Bajir a retenu cette image. Quelques autres. Amelissa la noire devant sa porte ouverte, plus tard, assise par terre, les genoux mis devant sa bouche. Le sillon des bretelles de son soutien-gorge à l'épaule ou au cou. La cuiller de manjoun. Bajir pense : à l'époque elle connaissait Soch'é avant que je connaisse Soch'é. Elle était de toutes les errances. Et, allongée, les mains mises sous sa nuque et les aisselles offertes, sur le transormateur du bas de la rue, on la regardait faire. Rien faire.

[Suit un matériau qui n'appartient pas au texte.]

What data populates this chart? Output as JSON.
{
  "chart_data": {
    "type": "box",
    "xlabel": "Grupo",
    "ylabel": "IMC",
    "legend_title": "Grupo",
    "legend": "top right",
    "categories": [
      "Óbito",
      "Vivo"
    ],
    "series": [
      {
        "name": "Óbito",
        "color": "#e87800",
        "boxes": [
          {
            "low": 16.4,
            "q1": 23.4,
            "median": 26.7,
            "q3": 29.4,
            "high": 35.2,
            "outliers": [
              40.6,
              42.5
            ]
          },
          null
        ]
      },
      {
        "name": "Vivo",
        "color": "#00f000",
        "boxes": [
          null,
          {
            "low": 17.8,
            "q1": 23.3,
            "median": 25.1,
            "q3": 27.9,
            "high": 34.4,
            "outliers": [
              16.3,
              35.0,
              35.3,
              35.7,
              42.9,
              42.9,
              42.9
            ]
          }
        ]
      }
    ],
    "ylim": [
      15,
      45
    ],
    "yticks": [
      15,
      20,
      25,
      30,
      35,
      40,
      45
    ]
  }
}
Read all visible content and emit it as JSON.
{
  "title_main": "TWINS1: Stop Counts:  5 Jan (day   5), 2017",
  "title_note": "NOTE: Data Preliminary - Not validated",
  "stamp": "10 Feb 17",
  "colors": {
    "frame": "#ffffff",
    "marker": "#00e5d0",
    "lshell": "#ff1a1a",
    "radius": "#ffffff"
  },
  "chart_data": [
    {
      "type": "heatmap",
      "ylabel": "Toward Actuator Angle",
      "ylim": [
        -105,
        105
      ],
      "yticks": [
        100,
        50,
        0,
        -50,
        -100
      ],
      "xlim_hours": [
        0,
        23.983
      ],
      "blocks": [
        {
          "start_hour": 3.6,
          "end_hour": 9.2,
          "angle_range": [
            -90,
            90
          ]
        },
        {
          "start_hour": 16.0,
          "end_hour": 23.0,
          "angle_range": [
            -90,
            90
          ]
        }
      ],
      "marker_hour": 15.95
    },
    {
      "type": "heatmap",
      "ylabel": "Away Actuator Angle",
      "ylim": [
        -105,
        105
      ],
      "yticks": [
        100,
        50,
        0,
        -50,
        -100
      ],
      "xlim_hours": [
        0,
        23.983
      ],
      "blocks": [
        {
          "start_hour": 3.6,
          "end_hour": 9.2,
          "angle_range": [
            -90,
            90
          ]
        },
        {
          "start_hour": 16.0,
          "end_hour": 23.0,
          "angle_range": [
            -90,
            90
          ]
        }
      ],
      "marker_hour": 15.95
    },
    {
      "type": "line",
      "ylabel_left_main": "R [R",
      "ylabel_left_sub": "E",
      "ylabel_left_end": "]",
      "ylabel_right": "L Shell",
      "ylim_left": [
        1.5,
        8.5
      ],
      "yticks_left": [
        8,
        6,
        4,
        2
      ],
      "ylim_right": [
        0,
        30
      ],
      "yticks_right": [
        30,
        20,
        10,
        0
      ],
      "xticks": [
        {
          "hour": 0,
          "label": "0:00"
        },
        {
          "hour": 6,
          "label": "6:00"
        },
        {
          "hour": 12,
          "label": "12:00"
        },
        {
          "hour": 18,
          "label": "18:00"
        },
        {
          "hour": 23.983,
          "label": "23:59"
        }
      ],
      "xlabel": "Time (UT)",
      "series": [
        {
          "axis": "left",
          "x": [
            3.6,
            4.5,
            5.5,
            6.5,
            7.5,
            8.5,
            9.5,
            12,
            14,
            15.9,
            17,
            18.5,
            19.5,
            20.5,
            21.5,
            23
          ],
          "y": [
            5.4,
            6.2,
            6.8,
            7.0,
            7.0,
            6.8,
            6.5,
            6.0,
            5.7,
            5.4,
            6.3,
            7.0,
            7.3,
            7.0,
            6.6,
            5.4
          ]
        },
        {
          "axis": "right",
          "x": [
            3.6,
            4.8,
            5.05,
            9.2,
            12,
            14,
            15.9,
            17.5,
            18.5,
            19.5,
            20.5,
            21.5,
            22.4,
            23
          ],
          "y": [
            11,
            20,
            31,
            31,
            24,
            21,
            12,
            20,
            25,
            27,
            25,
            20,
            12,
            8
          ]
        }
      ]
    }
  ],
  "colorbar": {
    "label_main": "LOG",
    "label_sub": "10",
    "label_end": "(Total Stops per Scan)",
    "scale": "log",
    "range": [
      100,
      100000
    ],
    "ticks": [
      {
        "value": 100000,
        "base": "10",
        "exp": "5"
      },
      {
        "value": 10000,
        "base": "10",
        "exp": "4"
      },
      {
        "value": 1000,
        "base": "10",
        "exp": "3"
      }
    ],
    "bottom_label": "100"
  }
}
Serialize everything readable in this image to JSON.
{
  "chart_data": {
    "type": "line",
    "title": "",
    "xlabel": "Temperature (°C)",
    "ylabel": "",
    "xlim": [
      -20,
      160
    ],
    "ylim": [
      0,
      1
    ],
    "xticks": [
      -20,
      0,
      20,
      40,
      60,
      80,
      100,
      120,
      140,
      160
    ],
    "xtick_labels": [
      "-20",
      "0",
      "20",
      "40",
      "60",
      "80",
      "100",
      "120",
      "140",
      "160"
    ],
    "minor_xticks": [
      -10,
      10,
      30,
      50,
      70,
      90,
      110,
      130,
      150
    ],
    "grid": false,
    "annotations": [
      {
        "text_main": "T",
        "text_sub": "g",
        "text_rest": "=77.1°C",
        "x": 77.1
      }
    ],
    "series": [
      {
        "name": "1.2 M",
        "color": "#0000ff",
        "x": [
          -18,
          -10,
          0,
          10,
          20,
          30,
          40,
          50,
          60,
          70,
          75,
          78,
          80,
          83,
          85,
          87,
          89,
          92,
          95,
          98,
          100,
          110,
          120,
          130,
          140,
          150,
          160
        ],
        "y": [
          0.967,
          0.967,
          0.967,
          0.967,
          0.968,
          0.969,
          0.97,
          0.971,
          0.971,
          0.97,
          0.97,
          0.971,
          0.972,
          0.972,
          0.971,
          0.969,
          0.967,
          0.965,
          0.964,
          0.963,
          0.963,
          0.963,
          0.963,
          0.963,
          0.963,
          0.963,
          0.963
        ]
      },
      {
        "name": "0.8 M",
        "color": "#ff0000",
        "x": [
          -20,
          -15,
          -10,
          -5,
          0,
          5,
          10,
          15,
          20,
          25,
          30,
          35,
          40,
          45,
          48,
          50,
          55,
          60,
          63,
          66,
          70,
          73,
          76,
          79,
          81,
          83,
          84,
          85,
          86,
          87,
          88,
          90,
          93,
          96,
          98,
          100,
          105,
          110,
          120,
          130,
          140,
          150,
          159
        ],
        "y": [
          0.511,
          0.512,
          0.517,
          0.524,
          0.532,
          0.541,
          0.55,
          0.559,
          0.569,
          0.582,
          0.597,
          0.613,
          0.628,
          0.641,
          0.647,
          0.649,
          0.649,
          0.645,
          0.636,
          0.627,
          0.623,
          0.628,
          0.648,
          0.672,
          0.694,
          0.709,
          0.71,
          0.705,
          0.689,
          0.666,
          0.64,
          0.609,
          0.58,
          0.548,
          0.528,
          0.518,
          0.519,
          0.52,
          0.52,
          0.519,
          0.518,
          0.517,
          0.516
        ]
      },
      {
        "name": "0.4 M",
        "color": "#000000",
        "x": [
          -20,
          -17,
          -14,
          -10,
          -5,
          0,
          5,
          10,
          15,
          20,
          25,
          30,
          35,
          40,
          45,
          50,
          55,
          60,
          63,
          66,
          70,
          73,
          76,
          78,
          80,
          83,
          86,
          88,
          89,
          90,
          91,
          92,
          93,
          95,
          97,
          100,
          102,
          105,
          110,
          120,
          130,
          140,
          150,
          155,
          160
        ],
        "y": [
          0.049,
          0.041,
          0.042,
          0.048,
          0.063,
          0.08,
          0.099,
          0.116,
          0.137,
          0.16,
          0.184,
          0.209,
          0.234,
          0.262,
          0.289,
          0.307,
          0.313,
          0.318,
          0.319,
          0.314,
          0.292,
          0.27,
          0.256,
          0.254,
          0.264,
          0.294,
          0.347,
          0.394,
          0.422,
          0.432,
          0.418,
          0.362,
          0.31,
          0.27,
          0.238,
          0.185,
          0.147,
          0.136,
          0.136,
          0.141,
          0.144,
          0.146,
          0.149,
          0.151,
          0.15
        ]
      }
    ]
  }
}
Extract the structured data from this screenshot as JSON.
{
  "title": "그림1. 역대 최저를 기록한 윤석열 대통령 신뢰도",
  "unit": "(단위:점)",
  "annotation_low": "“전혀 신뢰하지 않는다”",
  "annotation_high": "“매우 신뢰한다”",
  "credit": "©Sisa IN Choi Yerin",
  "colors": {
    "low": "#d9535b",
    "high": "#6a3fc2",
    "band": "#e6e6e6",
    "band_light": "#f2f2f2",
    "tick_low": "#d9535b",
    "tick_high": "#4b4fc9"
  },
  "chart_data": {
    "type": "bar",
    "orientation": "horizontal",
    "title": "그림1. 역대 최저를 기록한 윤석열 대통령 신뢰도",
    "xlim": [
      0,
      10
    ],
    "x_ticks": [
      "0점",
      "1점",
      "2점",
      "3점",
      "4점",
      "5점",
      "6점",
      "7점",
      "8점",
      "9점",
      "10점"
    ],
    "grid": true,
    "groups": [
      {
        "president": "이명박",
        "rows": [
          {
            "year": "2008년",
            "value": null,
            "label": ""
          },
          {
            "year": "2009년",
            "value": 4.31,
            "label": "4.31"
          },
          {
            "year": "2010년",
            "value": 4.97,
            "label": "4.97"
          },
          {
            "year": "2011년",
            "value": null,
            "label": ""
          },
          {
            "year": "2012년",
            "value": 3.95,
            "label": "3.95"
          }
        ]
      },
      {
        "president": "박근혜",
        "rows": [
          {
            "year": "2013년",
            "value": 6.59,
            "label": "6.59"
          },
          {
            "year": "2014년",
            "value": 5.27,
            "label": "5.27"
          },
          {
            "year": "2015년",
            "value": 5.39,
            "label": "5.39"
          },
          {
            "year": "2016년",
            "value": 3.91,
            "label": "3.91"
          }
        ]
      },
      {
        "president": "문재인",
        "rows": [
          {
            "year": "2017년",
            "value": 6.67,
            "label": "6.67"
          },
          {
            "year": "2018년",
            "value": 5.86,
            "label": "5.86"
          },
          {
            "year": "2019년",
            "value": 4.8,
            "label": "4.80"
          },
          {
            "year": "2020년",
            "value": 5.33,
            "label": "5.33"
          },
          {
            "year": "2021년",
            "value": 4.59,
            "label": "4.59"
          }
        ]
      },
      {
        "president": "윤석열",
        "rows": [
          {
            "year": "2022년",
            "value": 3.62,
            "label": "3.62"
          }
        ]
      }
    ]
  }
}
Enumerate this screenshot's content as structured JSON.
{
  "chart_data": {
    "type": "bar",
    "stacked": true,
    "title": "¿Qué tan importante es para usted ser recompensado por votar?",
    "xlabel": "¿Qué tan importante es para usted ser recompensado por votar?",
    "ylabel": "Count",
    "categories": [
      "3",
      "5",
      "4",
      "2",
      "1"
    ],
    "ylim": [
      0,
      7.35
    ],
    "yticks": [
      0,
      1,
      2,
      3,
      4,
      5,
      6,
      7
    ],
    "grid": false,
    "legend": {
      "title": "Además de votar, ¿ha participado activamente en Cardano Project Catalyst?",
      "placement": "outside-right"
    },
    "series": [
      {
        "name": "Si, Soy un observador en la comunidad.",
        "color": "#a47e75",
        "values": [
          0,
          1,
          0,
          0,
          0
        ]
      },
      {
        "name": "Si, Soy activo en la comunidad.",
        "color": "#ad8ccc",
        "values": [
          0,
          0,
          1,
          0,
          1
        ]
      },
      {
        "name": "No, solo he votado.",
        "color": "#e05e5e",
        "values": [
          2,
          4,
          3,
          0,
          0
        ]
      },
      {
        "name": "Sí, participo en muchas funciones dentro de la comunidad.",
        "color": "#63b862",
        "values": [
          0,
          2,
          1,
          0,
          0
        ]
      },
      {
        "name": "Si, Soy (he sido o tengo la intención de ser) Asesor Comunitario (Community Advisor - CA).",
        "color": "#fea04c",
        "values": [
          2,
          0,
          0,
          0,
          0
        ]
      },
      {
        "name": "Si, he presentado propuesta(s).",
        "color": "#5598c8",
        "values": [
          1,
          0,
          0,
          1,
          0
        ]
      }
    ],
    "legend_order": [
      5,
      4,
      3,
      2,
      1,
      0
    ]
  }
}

- Qu'est-ce tu regardes, Mao ?

Le frère de Soch'é avait dû poser la question un jour en mordant sur son filtre. Il n'y avait plus que le filtre. Le frère de Soch'é, pense Bajir, j'ai dû tout oublier de son visage. L'appartement est noir de suie. Pas âme qui vive. Il y a des sons dans l'immeuble et ils rampent. 

À l'époque, de la fenêtre de sa salle de bains, Bajir avait vue sur le transformateur. Cube de ciment chaud plein de câbles électriques. L'immeuble de la rue des osselets. Les silhouettes. Les odeurs. La manjoun. Pourquoi j'étais pas là le jour où Soch'é a été retrouvé crevé ? pense Bajir. 

Le fauteuil est trop mou, la mousse jaune l'enveloppe. Il en a mis partout. Il en a sur son corps, il en a dans la bouche. Il la mâche en pensant. Il aime s'imaginer, Bajir, Amelissa Mao, le visage amoché, sortir de sa chambre noire et épaisse et venir lui chuchoter des choses. S'accroupir. Rien faire.